Este panorama es terrorífico. Desde este blog no tenemos ninguna receta milagrosa que proporcione algún consuelo ante la potencia arrasadora del paso del tiempo. Lo que sí que podemos hacer es una pequeña descripción de nuestras propias circunstancias. Yo he cumplido cuarenta años y no encuentro nada negativo en ello. Probablemente esto sea porque mi manera de funcionar lleva ya muchos años siendo la de una persona vieja. No realizo prácticamente ninguna actividad deportiva, y me he inclinado de manera natural hacia un escepticismo bienhumorado que es de gran provecho para el enfrentamiento con la vejez. Me sale de forma espontánea el pesimismo esperanzado, que nos vacuna contra las decepciones tremendas que uno puede tener. Sospecho que esto funciona solamente si es espontáneo.
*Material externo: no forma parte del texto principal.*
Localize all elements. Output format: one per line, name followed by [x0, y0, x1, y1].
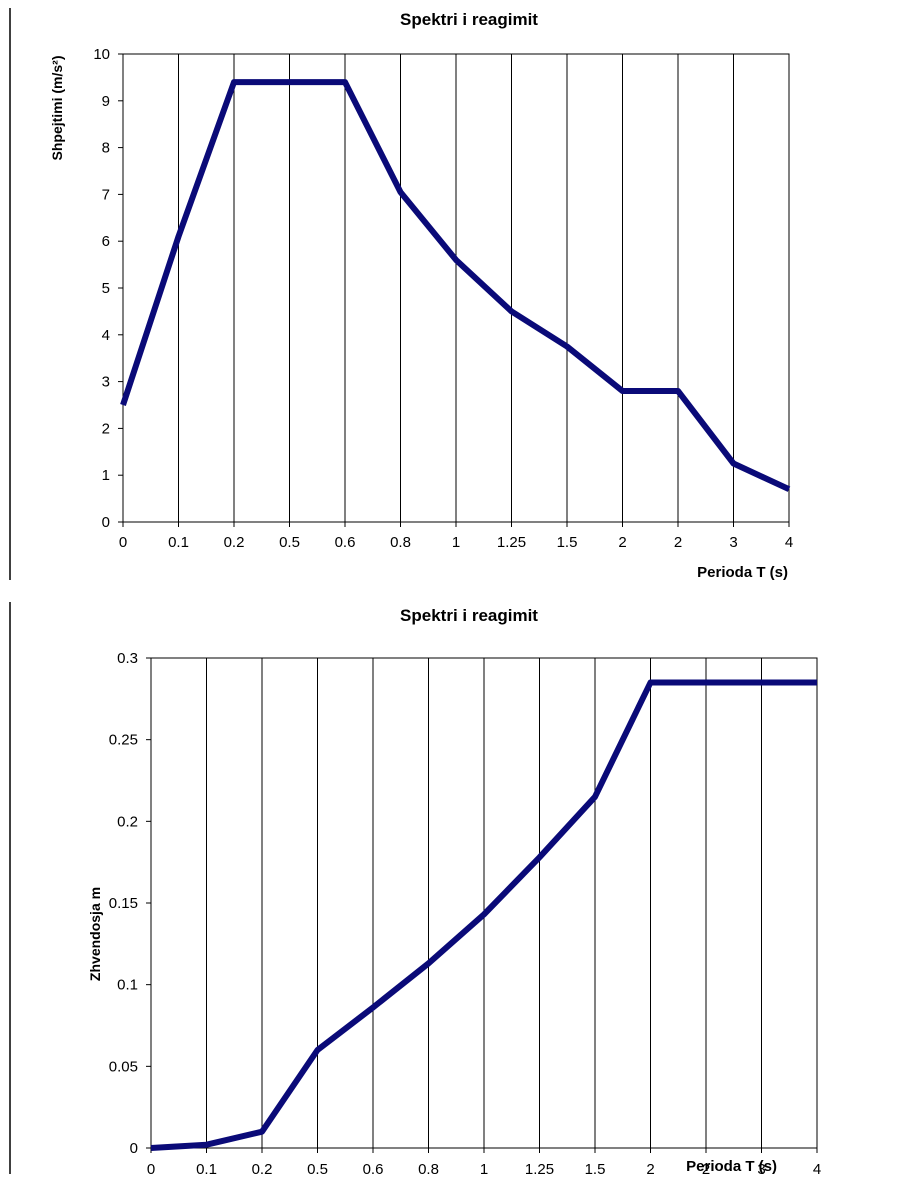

Manuel Azaña escribió (citando a alguien) que «los placeres en proyecto son el origen del infortunio». Esto es una reflexión fría y a posteriori, y no puede servir como guía de funcionamiento, porque hay que ser un verdadero enfermo mental para prohibirse a uno mismo tener unos mínimos proyectos por miedo a que se trunquen: sin esperanza, sin una sola gota de esperanza humana, más o menos disparatada, no hay forma de ir tirando. Un hombre completamente desesperanzado es un suicida a la espera.
Por tanto, y sin que tengamos el propósito de salvar la vida de nadie, sí que podemos decir que la mezcla de escepticismo, aceptación física y esperanza absurda es lo que hace que uno tenga un funcionamiento positivo y plausible. Y es conveniente que, de fondo, exista el ánimo diario de levantarse de la cama por las mañanas. Ese ánimo se deriva de la esperanza pero requiere estímulos externos. Uno puede querer levantarse de la cama porque tiene ganas de conducir su coche, o de tocar el oboe, o de jugar al cinquillo. Cualquier motivo sirve si nos funciona como motor. El amor y el agradecimiento son motores importantísimos. En mi caso, la presencia de mi mujer y de mis hijos ejerce un efecto de propulsión espectacular.
Pero qué sabré yo. Hagan ustedes lo que puedan, queridos lectores, y, si les funciona, bienvenido sea.